Müslüman Kardeşler’in Yemen’deki kolu Islah Partisi beş yıldır koalisyon güçleriyle işbirliği yapıyor.
Hatta parti liderleri Abu Dhabi’de Veliaht Prens Muhammed bin Zayed’le dahi görüşmüştü.
Buna rağmen BAE’nin Yemen’de Müslüman Kardeşler’i hedef alması, koalisyon güçleriyle işbirliği yapan Islah Partisi’nin yanlış yolda olduğunu gösteriyor.
Çünkü BAE’nin Islah Partisi’ne düşmanlığı sıradan bir iddia değil.
Parti liderlerinden ve Müslüman Kardeşler Cemaati üyesi isimlerden birçok kişi BAE’nin paralı askerleri tarafından düzenlenen suikastlarda hayatını kaybetti.
Islah Partisi’nin yapması gereken, hedefinden saptığını gördüğü andan itibaren koalisyonun müdahale meşruiyetini kaybettiğini açıklamaktı.
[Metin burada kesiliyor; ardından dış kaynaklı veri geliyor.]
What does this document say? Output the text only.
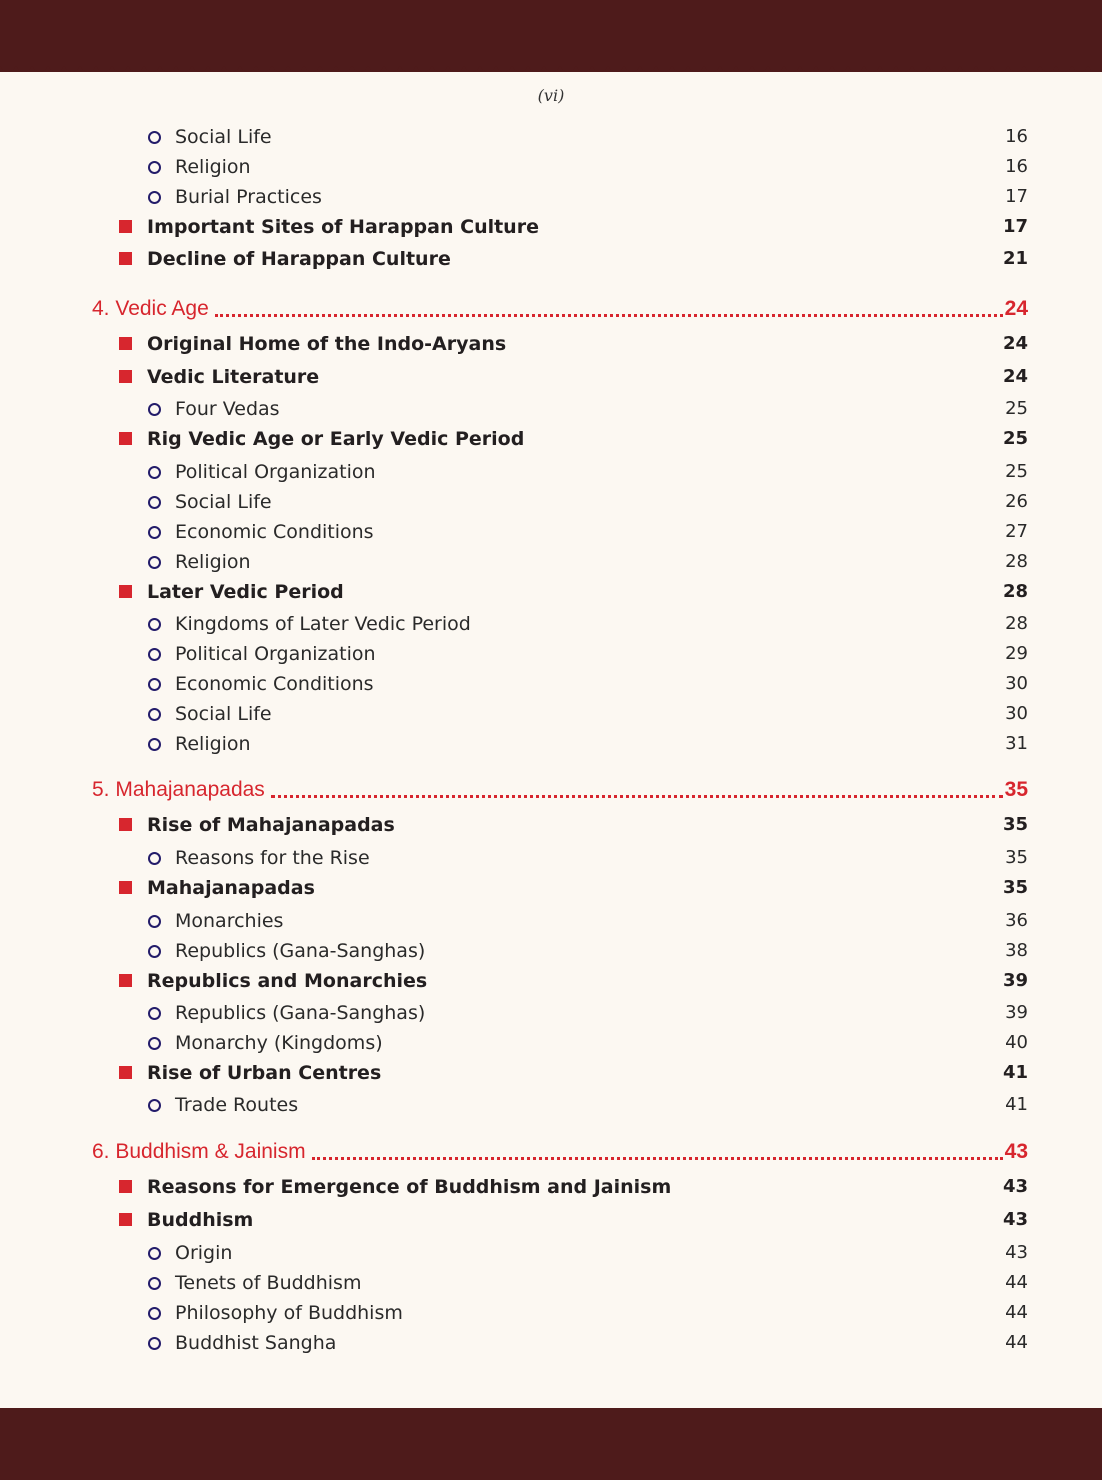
(vi)
Social Life	16
Religion	16
Burial Practices	17
Important Sites of Harappan Culture	17
Decline of Harappan Culture	21
4. Vedic Age	24
Original Home of the Indo-Aryans	24
Vedic Literature	24
Four Vedas	25
Rig Vedic Age or Early Vedic Period	25
Political Organization	25
Social Life	26
Economic Conditions	27
Religion	28
Later Vedic Period	28
Kingdoms of Later Vedic Period	28
Political Organization	29
Economic Conditions	30
Social Life	30
Religion	31
5. Mahajanapadas	35
Rise of Mahajanapadas	35
Reasons for the Rise	35
Mahajanapadas	35
Monarchies	36
Republics (Gana-Sanghas)	38
Republics and Monarchies	39
Republics (Gana-Sanghas)	39
Monarchy (Kingdoms)	40
Rise of Urban Centres	41
Trade Routes	41
6. Buddhism & Jainism	43
Reasons for Emergence of Buddhism and Jainism	43
Buddhism	43
Origin	43
Tenets of Buddhism	44
Philosophy of Buddhism	44
Buddhist Sangha	44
BAE Genelkurmay Başkan Yardımcısı o konuşmasında bir itirafta daha bulundu ve Yemen’de 200 bin asker eğitip donattıklarını söyledi.
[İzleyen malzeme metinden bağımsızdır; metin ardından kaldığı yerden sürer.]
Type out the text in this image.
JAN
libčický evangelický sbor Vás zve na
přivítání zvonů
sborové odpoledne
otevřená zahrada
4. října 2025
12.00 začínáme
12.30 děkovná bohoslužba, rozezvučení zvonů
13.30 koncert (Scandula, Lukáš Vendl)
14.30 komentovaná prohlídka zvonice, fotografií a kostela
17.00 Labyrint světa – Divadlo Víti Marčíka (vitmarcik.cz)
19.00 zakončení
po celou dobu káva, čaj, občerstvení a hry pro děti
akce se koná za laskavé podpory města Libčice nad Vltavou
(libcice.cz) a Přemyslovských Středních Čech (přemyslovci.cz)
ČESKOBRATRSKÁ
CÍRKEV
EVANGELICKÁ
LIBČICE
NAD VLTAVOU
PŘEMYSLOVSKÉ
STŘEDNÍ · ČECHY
Abu Dhabi tarafından eğitilip silahlandırılan ve Yemen ordusuna değil BAE’ye bağlı 200 bin asker.
Geri çekilme taktiğinin altında yatan sebep bu.
Söz konusu orduya komuta edecek birkaç BAE’li subayın dışında Abu Dhabi’nin Yemen’de asker bulundurmasına gerek kalmadı.
Beş yıl içinde kurulan “paralel ordu” Güney Yemen’de BAE adına görev yapacak.
BAE, gerçekte Yemen’den çıkmış ya da kirli emellerinden vazgeçmiş değil.
Çekildiğini açıklayarak ve operasyonlarını paralı askerlere bırakarak Yemen halkının tepkisinden kurtulmayı planlıyor.
Ayrıca uluslararası toplum nezdinde kendini aklamaya ve gerçekleştirdiği ihlalleri milis güçlerinin üzerine yıkmaya çalışıyor.
Yemenlilerin Suudi Arabistan-BAE koalisyonuyla Husi darbesine son vermenin mümkün olmadığını artık görmeleri ve alternatif çözümler aramaları gerekiyor.